Bush administration seeks quick action by Congress on measures to rescue financial companies from bad housing debts; other steps also taken. Transcript of radio broadcast:

Updated

This is the VOA Special English Economics Report.

The United States government is working on a plan to rescue banks from the bad debts at the center of the financial crisis. World stock markets have risen sharply Friday on the news.

Treasury Secretary Henry Paulson and Federal Reserve Chairman Ben Bernanke met with congressional leaders Thursday night. Secretary Paulson says the measures will require legislation to deal with the bad housing debt held by financial companies. He says work on details of the plan will continue through the weekend and Congress will be asked to take action next week.

Also, the Treasury Department has announced a temporary insurance program to protect money market mutual funds in the United States. Concerns in financial markets spread this week even to money market funds -- normally considered among the safest investments.

And, in another move, the Securities and Exchange Commission has temporarily barred short selling of stocks in financial companies. Short selling is selling borrowed stock in the expectation of buying it back later at a lower price, and keeping the difference. The commission said its emergency action should prevent short selling from being used to drive down share prices. Britain took similar action on Thursday.

Also Thursday, major central banks pumped extra money into financial markets to try to persuade nervous banks to lend to each other.

Last week, the United States government took control of the nation's two biggest housing finance companies. This week the Federal Reserve agreed to lend up to eighty-five billion dollars to the nation's largest insurance company. In return, the government will own eighty percent of A.I.G., the American International Group, and get interest on the two-year loan.
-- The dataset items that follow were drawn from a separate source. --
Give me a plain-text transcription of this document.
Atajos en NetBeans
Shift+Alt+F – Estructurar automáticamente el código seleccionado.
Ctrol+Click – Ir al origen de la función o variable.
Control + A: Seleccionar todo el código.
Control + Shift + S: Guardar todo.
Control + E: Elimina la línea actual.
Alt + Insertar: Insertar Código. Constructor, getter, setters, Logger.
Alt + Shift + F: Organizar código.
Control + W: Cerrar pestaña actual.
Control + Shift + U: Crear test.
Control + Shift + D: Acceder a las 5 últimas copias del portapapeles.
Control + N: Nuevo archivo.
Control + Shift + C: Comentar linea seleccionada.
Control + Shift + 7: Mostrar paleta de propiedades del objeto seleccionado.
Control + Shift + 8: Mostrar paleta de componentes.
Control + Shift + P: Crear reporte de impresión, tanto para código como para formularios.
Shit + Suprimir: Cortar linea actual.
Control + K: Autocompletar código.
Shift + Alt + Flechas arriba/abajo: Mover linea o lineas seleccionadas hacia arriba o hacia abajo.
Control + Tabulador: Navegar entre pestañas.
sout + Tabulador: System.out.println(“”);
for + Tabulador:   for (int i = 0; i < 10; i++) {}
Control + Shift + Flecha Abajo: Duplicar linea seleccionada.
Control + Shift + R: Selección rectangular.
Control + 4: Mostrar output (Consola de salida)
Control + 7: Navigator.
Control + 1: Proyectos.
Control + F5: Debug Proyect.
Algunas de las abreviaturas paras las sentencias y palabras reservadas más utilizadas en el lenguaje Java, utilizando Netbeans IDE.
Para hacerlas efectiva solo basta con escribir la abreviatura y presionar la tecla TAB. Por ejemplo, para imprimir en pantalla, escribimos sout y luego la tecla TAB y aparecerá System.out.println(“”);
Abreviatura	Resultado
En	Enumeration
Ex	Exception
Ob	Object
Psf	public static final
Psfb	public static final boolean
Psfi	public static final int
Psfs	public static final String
A.I.G. got into deep trouble on insurance policies that it provided for securities tied to risky home loans. It has dealings with every major financial company in the United States and operates in more than one hundred thirty countries.

While the government took over A.I.G., it refused a bailout for a big investment bank, Lehman Brothers. That forced Lehman to seek Bankruptcy Court protection from its creditors.

The United States had five big, independent investment banks before the credit crisis began a year ago. Now two remain: Morgan Stanley and Goldman Sachs.